The drive from Black River to Bexford was a pleasant one. The narrow black-top road rose and fell and twisted gracefully through the lightless, leafy countryside. For miles at a time, trees arched across the roadway, forming a tunnel of cool night air. After a while, in spite of the Benny Goodman music, Paul felt that they were the only two people in the world — and that was a surprisingly agreeable thought.

She was even lovelier than the mountain night, and as mysterious in her silence as some of the deep, unsettled northern hollows through which they passed. For such a slender woman, she had great presence. She took up very little space on the seat, and yet she seemed to dominate the car and overwhelm him. Her eyes, so large and dark, were closed, yet he felt as if she were watching him. Her face — too beautiful to appear in Vogue: she would have made the other models in the magazine look like horses — was in repose. Her full lips were slightly parted as she sang softly with the music; and this bit of animation, this parting of the lips had more sensual impact than a heavy-eyed, full-faced leer from Elizabeth Taylor. As she leaned against him, her dark hair fanned across his shoulder, and her scent — clean and soapy — rose to him.

In Bexford, he parked across the street from the tavern. She switched off the radio and kissed him once, quickly, as a sister might. “You’re a nice man.”

“What did I do?”

“I didn’t want to talk, and you didn’t make me.”

“It wasn’t any hardship,” he said. “You and me… we communicate with silence as well as with words. Hadn’t you noticed?”
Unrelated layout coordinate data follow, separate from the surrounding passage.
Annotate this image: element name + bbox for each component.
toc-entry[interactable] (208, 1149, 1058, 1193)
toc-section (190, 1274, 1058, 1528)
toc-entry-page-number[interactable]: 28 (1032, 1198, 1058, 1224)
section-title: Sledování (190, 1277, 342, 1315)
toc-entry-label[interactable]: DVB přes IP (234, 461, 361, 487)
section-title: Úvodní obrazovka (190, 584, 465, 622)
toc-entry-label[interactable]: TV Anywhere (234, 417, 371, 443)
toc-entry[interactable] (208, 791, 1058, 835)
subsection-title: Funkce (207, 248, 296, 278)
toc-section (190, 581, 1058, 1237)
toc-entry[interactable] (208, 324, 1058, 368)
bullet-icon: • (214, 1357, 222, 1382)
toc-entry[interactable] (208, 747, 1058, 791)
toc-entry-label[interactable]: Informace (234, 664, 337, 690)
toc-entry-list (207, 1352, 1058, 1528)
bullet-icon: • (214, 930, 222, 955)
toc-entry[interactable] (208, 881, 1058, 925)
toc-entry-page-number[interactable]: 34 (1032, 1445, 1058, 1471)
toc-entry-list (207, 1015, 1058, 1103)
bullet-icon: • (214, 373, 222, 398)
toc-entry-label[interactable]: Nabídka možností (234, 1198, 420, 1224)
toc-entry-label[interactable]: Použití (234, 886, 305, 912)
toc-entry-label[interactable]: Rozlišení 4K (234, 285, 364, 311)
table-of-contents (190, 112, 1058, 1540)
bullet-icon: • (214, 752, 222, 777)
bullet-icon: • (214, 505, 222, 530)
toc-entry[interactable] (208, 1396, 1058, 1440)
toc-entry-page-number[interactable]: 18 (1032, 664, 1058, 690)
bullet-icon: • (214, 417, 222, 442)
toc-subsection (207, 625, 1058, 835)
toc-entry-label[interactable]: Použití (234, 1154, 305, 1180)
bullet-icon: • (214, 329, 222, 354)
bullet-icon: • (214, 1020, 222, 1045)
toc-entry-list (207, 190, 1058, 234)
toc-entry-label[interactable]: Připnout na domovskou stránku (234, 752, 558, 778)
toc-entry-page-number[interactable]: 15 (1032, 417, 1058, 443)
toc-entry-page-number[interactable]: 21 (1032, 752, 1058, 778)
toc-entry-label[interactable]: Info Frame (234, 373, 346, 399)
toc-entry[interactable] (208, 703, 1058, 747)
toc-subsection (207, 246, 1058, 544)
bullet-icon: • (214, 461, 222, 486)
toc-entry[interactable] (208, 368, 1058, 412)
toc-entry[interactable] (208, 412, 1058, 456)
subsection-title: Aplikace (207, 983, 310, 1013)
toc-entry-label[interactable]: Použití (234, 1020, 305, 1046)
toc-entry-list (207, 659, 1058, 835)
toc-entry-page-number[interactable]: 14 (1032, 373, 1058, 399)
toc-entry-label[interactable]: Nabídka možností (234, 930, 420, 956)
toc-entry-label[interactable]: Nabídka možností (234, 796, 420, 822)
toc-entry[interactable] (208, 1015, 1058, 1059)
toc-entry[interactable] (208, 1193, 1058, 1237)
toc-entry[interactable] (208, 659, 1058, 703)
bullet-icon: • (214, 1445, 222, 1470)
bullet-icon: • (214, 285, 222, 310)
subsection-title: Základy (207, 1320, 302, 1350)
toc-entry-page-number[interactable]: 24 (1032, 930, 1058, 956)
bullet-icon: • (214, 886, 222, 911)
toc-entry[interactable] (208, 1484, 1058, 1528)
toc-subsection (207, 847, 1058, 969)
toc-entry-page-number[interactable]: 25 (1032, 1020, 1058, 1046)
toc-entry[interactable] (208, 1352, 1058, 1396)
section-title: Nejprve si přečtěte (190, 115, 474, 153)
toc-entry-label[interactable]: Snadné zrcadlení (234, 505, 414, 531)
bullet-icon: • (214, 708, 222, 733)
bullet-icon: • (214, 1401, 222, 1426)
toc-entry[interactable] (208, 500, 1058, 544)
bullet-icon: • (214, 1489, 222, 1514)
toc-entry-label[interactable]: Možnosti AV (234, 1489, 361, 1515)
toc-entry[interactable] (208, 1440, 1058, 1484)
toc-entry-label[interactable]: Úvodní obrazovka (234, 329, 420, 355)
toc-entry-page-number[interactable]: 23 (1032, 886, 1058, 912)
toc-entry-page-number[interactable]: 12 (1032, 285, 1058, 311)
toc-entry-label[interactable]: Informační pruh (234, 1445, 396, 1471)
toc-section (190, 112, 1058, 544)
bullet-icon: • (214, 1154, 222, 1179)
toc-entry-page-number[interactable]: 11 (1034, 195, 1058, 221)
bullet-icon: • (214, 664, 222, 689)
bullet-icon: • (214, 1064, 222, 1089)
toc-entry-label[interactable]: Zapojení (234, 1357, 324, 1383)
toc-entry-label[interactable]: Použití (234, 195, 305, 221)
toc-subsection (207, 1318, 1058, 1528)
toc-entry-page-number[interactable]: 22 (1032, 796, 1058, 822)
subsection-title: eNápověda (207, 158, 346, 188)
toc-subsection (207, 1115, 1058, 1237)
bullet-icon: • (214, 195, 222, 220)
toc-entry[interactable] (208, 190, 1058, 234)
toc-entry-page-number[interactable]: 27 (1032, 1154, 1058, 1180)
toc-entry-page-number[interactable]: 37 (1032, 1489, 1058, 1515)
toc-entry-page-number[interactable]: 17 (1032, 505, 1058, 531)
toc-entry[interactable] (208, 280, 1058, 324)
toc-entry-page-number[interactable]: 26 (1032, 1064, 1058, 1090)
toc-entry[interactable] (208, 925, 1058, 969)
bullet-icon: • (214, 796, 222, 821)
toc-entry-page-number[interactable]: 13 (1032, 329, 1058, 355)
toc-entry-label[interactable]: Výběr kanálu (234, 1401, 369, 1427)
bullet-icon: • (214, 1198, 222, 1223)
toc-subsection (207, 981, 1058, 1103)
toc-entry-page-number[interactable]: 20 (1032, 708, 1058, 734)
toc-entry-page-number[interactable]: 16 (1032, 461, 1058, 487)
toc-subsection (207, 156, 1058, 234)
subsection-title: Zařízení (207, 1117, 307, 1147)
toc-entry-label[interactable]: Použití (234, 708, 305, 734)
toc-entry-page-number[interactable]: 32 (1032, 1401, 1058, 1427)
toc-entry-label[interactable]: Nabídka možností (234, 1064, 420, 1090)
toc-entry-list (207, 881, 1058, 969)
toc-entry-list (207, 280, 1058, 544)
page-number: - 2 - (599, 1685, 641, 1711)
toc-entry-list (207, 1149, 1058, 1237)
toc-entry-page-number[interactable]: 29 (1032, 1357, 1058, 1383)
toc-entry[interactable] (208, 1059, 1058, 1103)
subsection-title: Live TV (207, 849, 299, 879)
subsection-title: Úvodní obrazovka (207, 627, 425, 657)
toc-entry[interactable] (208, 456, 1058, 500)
She smiled. “I’ve noticed.”

“But maybe you don’t put enough value on that. Not as much as you should.”

“I put a great deal of value on it,” she said.

“Jenny, what we have is—”

She put one hand on his lips. “I didn’t mean for the conversation to take such a serious turn,” she said.
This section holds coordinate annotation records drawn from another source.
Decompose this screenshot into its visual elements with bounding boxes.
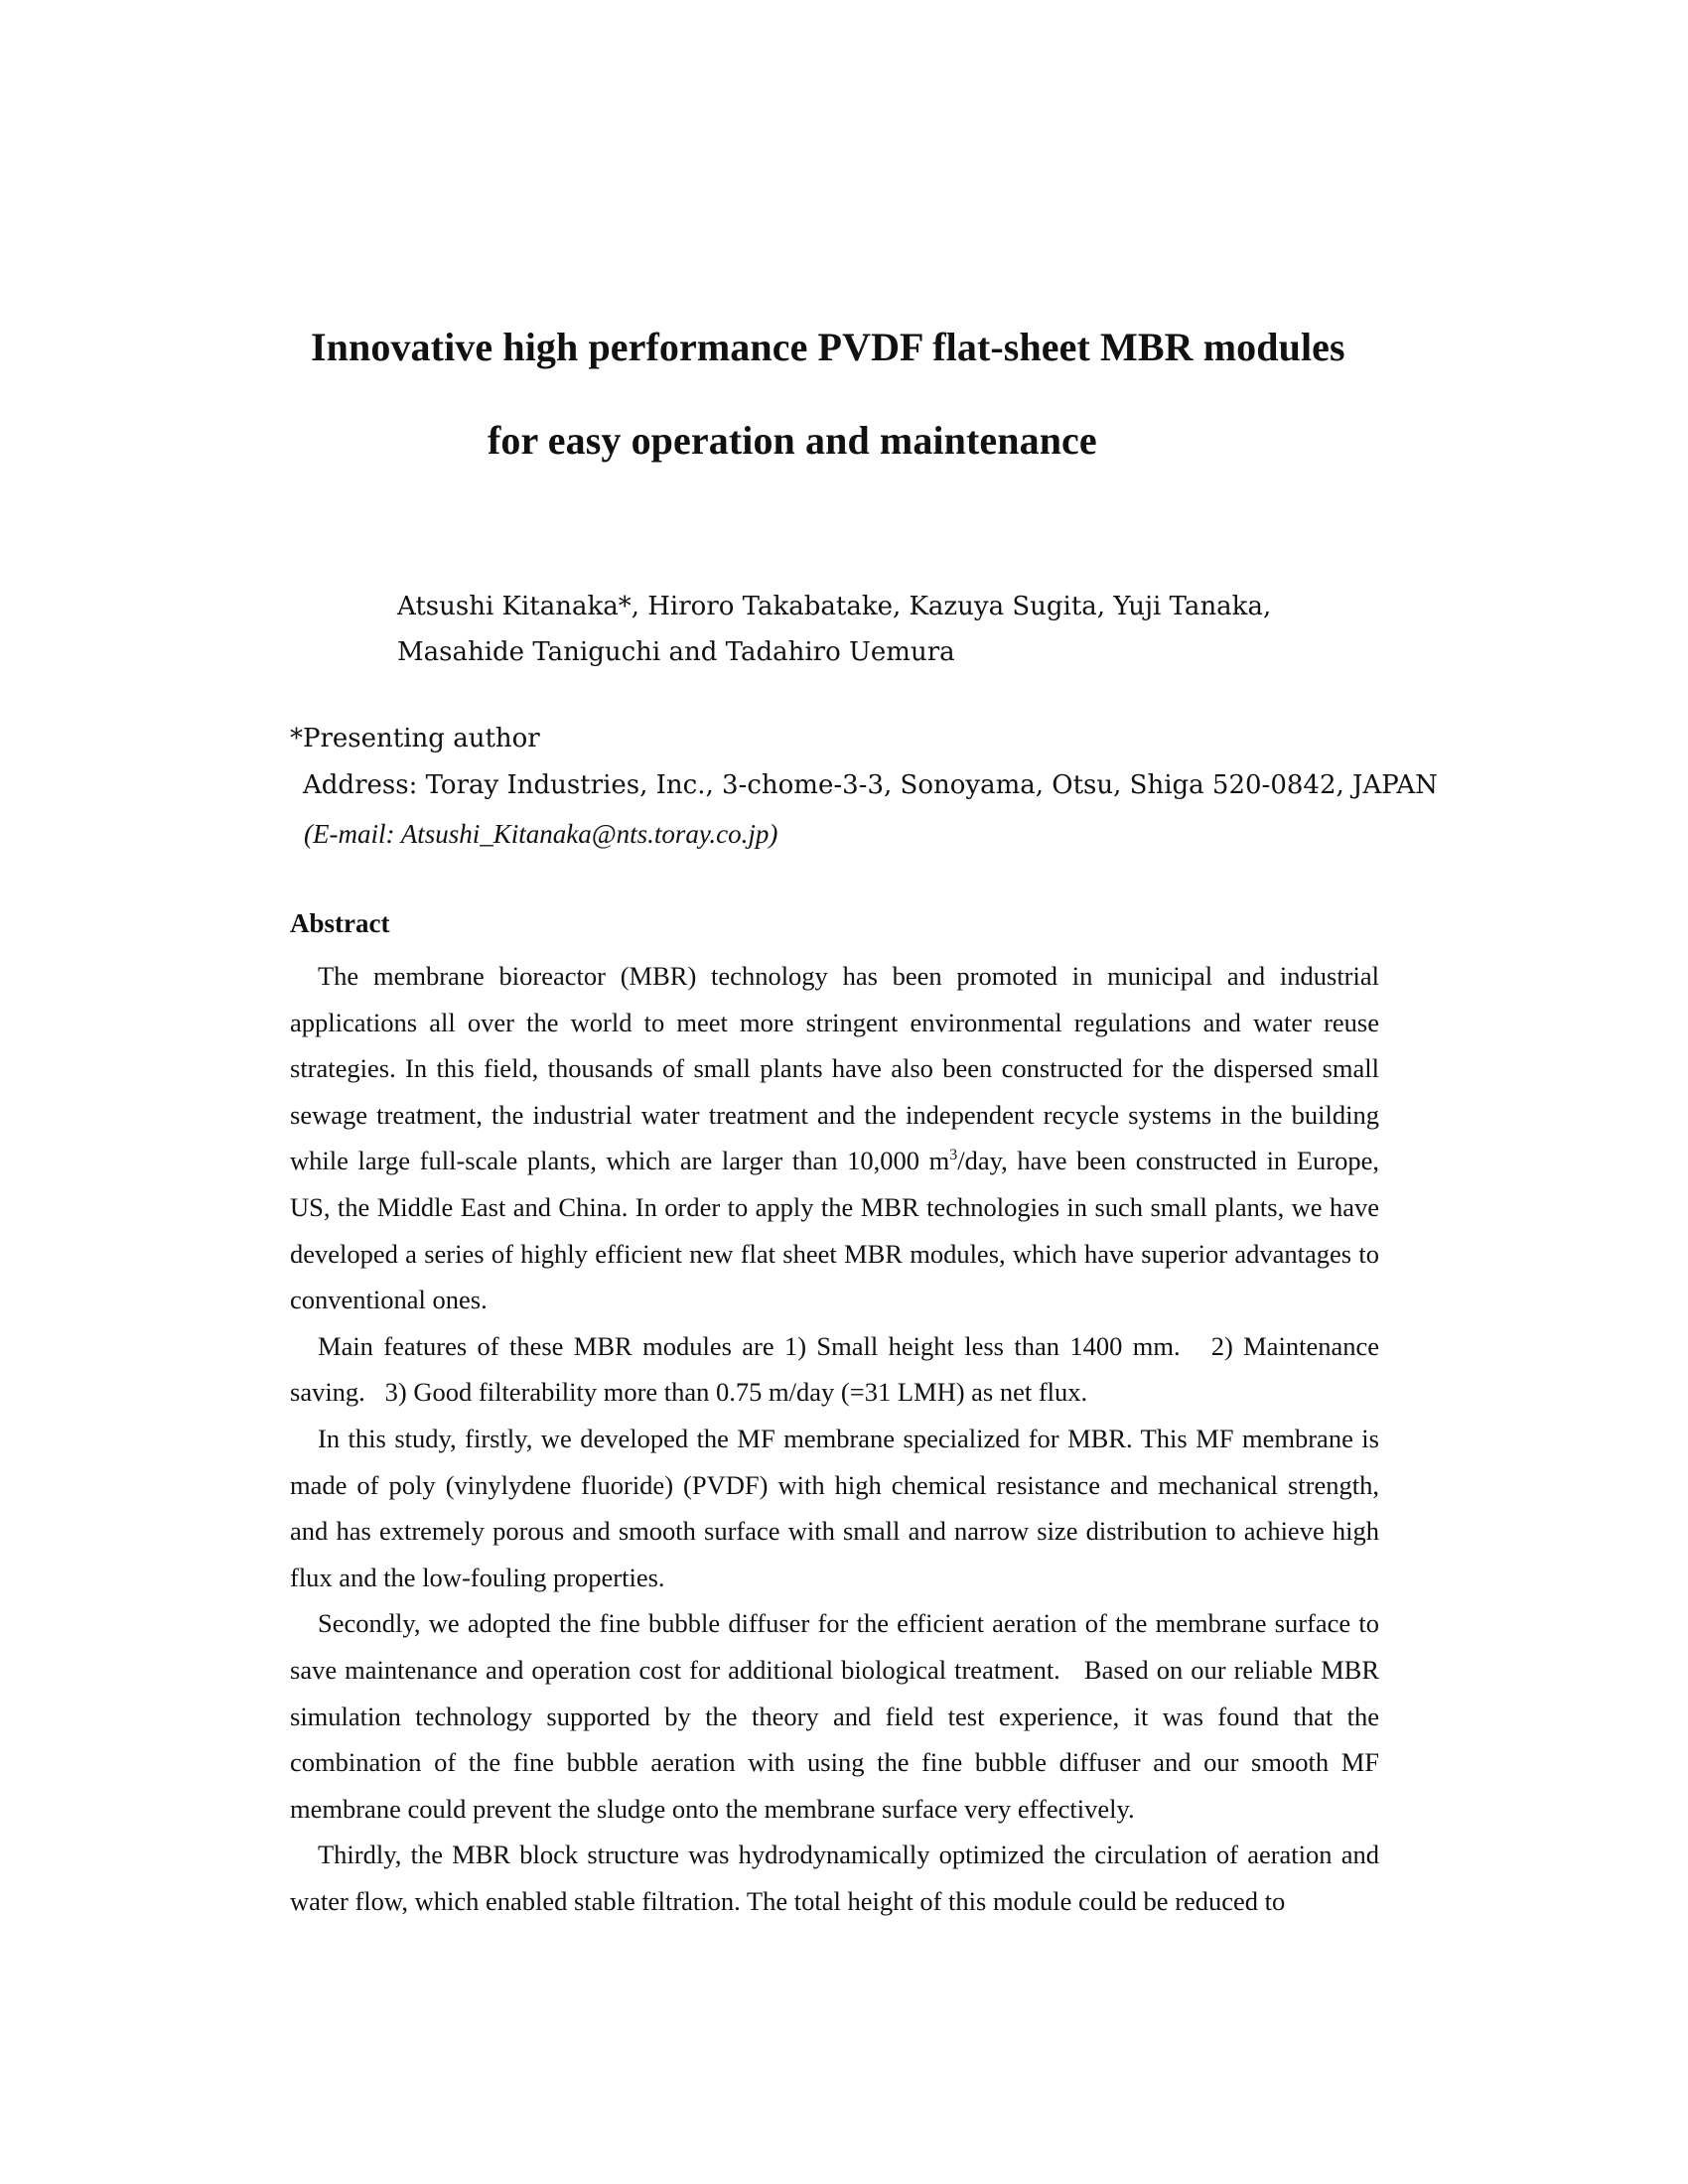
abstract-paragraph-1-text-a: The membrane bioreactor (MBR) technology has been promoted in municipal and industrial applications all over the world to meet more stringent environmental regulations and water reuse strategies. In this field, thousands of small plants have also been constructed for the dispersed small sewage treatment, the industrial water treatment and the independent recycle systems in the building while large full-scale plants, which are larger than 10,000 m bbox=[290, 961, 1379, 1176]
superscript-3: 3 bbox=[949, 1147, 958, 1164]
abstract-heading: Abstract bbox=[290, 908, 390, 938]
paper-title-line-2: for easy operation and maintenance bbox=[488, 418, 1097, 463]
abstract-body bbox=[290, 953, 1386, 1924]
abstract-paragraph-1 bbox=[290, 953, 1379, 1323]
paper-title-line-1: Innovative high performance PVDF flat-sheet MBR modules bbox=[311, 325, 1345, 369]
presenting-author-note: *Presenting author bbox=[290, 724, 540, 753]
abstract-paragraph-1-text-b: /day, have been constructed in Europe, US, the Middle East and China. In order to apply the MBR technologies in such small plants, we have developed a series of highly efficient new flat sheet MBR modules, which have superior advantages to conventional ones. bbox=[290, 1146, 1379, 1315]
abstract-paragraph-5: Thirdly, the MBR block structure was hydrodynamically optimized the circulation of aeration and water flow, which enabled stable filtration. The total height of this module could be reduced to bbox=[290, 1840, 1379, 1916]
author-email: (E-mail: Atsushi_Kitanaka@nts.toray.co.jp) bbox=[304, 819, 778, 849]
abstract-paragraph-4: Secondly, we adopted the fine bubble diffuser for the efficient aeration of the membrane surface to save maintenance and operation cost for additional biological treatment. Based on our reliable MBR simulation technology supported by the theory and field test experience, it was found that the combination of the fine bubble aeration with using the fine bubble diffuser and our smooth MF membrane could prevent the sludge onto the membrane surface very effectively. bbox=[290, 1608, 1386, 1824]
abstract-paragraph-2: Main features of these MBR modules are 1) Small height less than 1400 mm. 2) Maintenance saving. 3) Good filterability more than 0.75 m/day (=31 LMH) as net flux. bbox=[290, 1330, 1386, 1408]
abstract-paragraph-3: In this study, firstly, we developed the MF membrane specialized for MBR. This MF membrane is made of poly (vinylydene fluoride) (PVDF) with high chemical resistance and mechanical strength, and has extremely porous and smooth surface with small and narrow size distribution to achieve high flux and the low-fouling properties. bbox=[290, 1423, 1379, 1592]
author-list bbox=[397, 584, 1271, 675]
author-address: Address: Toray Industries, Inc., 3-chome-3-3, Sonoyama, Otsu, Shiga 520-0842, JAPAN bbox=[303, 770, 1438, 800]
author-line-1: Atsushi Kitanaka*, Hiroro Takabatake, Kazuya Sugita, Yuji Tanaka, bbox=[397, 592, 1272, 621]
author-line-2: Masahide Taniguchi and Tadahiro Uemura bbox=[397, 637, 955, 667]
“But I think we should talk seriously. We’re long overdue for that.”

“No,” she said. “I don’t want to talk about us, not seriously. And because you’re such a nice man, you’re going to do what I want. ” She kissed him again, opened her door, and got out of the car.

The tavern was a warm, cozy place. There was a rustic bar along the left-hand wall, about fifteen tables in the center of the room, and a row of maroon leatherette booths along the right wall. The shelves behind the bar were lit with soft blue bulbs. Each of the tables in the center of the room held a tall candle in a red glass lantern, and an imitation stained-glass Tiffany lamp hung over each of the booths. The jukebox was playing a soulful country ballad by Charlie Rich. The bartender, a heavyset man with a walrus mustache, joked continuously with the customers. Without trying for it, without being aware of it, he sounded like W. C. Fields. There were four men at the bar, half a dozen couples at the tables, and other couples in the booths. The last booth was open, and they took it.

When they had ordered and received their drinks from a perky red-headed waitress — Scotch for him and a dry vodka martini for her — Paul said, “Why don’t you come up and spend a few days with us at camp? We have an extra sleeping bag.”